WazirX Hack Mystery Deepens: Bounty Offered as Experts Suspect North Korea in $235M Exploit

Earlier today, WazirX, a prominent Indian cryptocurrency exchange, suffered a severe security breach resulting in the loss of approximately $235 million in crypto assets, with suspicions pointing towards North Korean hackers.

Blockchain analysis firm Elliptic reported that the breach encompassed more than 200 different assets, including significant amounts such as $96.7 million worth of Shiba Inu (SHIB), $52.6 million in Ether (ETH), $11 million in Matic (MATIC), and $7.6 million in Pepe (PEPE).

The hacker responsible for the breach has wasted no time in laundering the stolen assets, swiftly converting many of the tokens into Ether using various decentralized services.

Detailed Report of the Breach: $235 Million Drained with Suspected North Korean Involvement

Cyvers Alert first detected suspicious transactions involving WazirX’s Safe Multisig wallet on the Ethereum blockchain on July 18, 2024.

These transactions totaled approximately $234.9 million and were swiftly moved to a new address.

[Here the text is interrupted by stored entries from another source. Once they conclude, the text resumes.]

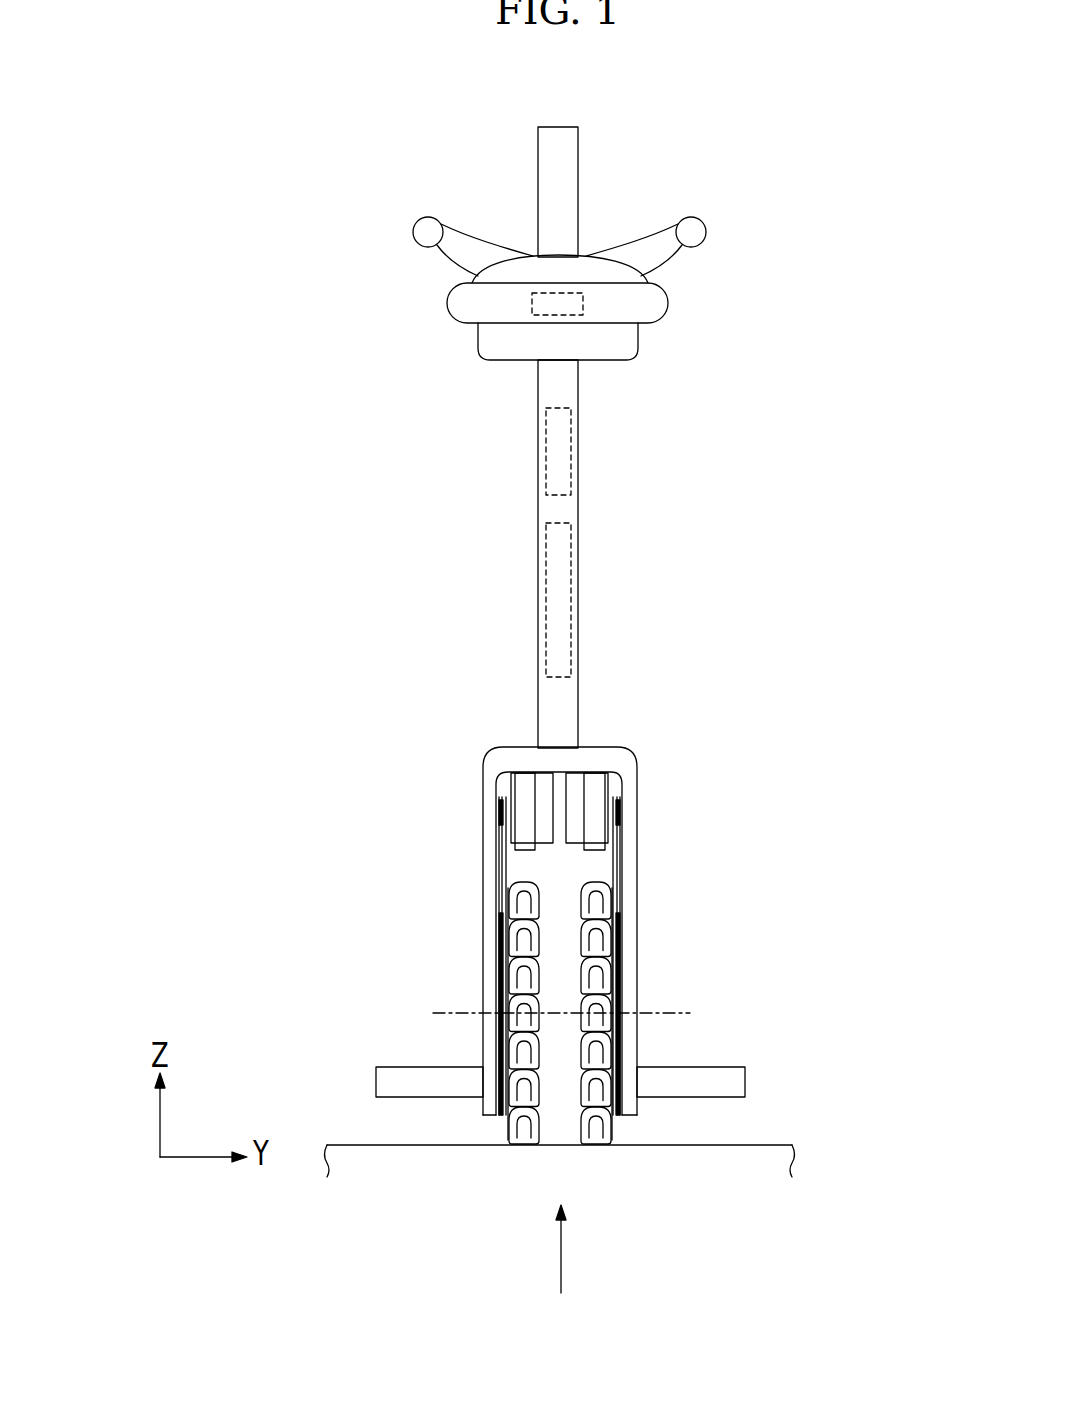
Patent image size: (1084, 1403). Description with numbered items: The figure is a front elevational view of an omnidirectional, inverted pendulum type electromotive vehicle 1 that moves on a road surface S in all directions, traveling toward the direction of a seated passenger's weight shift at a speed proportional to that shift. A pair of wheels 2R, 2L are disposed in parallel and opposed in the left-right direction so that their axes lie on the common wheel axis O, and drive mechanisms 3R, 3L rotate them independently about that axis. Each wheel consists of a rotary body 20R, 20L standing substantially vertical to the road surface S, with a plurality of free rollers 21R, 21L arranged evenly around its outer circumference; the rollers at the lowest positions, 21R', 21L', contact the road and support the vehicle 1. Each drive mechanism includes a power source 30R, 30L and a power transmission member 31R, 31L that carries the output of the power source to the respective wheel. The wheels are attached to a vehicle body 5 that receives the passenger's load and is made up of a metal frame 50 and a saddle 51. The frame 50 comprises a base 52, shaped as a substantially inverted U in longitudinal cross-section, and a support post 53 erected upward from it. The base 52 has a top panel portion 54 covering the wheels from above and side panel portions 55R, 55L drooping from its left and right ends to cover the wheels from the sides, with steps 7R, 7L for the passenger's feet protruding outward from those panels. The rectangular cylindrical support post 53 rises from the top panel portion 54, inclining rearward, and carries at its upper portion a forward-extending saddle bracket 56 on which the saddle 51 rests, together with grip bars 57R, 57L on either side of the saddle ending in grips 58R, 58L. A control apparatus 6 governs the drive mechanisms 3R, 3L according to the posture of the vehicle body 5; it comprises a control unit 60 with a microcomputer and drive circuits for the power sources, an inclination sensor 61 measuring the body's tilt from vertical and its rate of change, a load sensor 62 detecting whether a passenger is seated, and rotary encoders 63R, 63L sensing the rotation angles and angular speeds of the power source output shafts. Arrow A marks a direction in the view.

The vehicle 1 is at (340, 143).
The wheel 2R is at (542, 1023).
The wheel 2L is at (578, 1023).
The drive mechanism 3R is at (518, 762).
The drive mechanism 3L is at (600, 762).
The vehicle body 5 is at (648, 758).
The control apparatus 6 is at (321, 363).
The step 7R is at (376, 1082).
The step 7L is at (745, 1068).
The rotary body 20R is at (545, 1147).
The rotary body 20L is at (576, 1147).
The free rollers 21R is at (447, 994).
The free rollers 21L is at (675, 994).
The free roller at lowest position 21R' is at (474, 1164).
The free roller at lowest position 21L' is at (646, 1164).
The power source 30R is at (542, 783).
The power source 30L is at (576, 783).
The power transmission member 31R is at (503, 857).
The power transmission member 31L is at (615, 852).
The frame 50 is at (756, 540).
The saddle 51 is at (588, 253).
The base 52 is at (637, 748).
The support post 53 is at (578, 512).
The top panel portion 54 is at (556, 745).
The side panel portion 55R is at (483, 880).
The side panel portion 55L is at (636, 878).
The saddle bracket 56 is at (640, 338).
The grip bar 57R is at (470, 253).
The grip bar 57L is at (645, 252).
The grip 58R is at (413, 232).
The grip 58L is at (706, 232).
The control unit 60 is at (539, 587).
The inclination sensor 61 is at (539, 456).
The load sensor 62 is at (530, 303).
The rotary encoder 63R is at (505, 780).
The rotary encoder 63L is at (606, 818).
The wheel axis O is at (663, 1010).
The road surface S is at (710, 1145).
The forward direction A is at (562, 1265).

Each transaction caller was funded through Tornado Cash, a decentralized protocol for private transactions.

According to Lookonchain data, the stolen assets include over $100 million in Shiba Inu (SHIB), $52 million in Ether (ETH), $11 million in Matic (MATIC), and $6 million in Pepe (PEPE). The hacker’s ongoing efforts to liquidate these assets pose significant concerns.

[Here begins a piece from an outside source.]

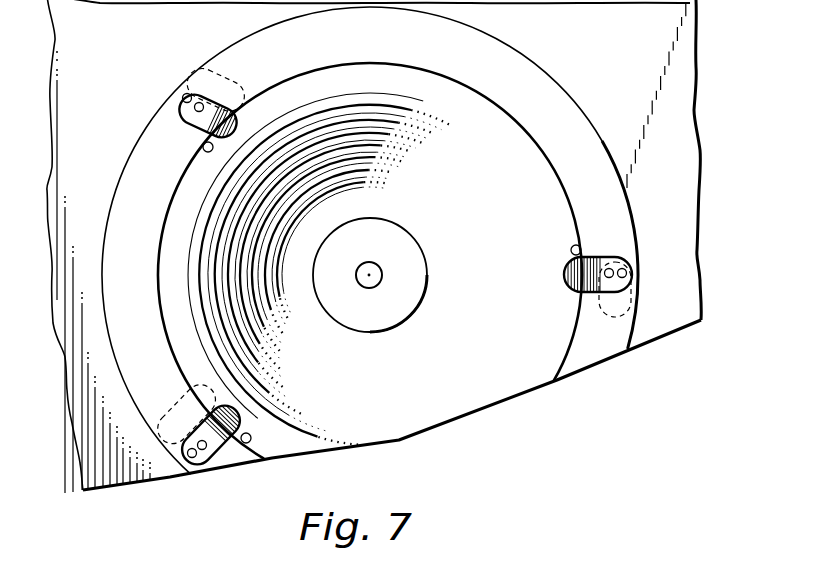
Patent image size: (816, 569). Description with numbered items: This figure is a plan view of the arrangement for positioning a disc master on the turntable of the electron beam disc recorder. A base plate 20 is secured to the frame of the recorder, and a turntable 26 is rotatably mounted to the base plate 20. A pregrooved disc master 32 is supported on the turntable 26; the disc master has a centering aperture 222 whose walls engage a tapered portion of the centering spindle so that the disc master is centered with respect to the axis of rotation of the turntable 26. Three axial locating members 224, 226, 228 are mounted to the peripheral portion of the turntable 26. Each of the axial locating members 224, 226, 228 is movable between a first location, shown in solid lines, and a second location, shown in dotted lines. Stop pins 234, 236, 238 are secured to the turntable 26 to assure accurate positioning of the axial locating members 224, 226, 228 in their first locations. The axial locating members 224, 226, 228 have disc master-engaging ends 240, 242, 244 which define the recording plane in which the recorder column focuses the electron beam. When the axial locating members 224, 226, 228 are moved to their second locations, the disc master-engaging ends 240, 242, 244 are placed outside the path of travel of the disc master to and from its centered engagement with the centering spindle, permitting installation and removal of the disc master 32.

The latest Proof of Reserve report from WazirX indicated total holdings slightly above $502 million, highlighting the substantial impact of this breach on the exchange’s financial stability.

Elliptic’s analysis pointed to North Korean hackers as the perpetrators behind the breach , revealing the sophisticated nature of the attack and the extensive scope of assets compromised.

The incident underscores the vulnerabilities faced by cryptocurrency exchanges and the ongoing challenges in safeguarding digital assets against sophisticated cyber threats.

The use of Tornado Cash has been a major concern in the Crypto industry. The UN recently revealed that North Korea has laundered over $147.5M in stolen crypto through Tornado Cash .

A recent $305M hack was also traced to the North Korea-backed Lazarus Group, which has been behind major crypto attacks. The UN also investigated a $3B attack linked to them earlier this year .

Bounty Released: A Step Toward Finding the Hacker and Recovering the Funds

In response to the hack, Arkham Intelligence announced a bounty for information leading to the hacker’s identification.

The bounty offers rewards for identifying a KYC-linked centralized exchange deposit, revealing the identity of the exploiter, or successful efforts to return the stolen funds.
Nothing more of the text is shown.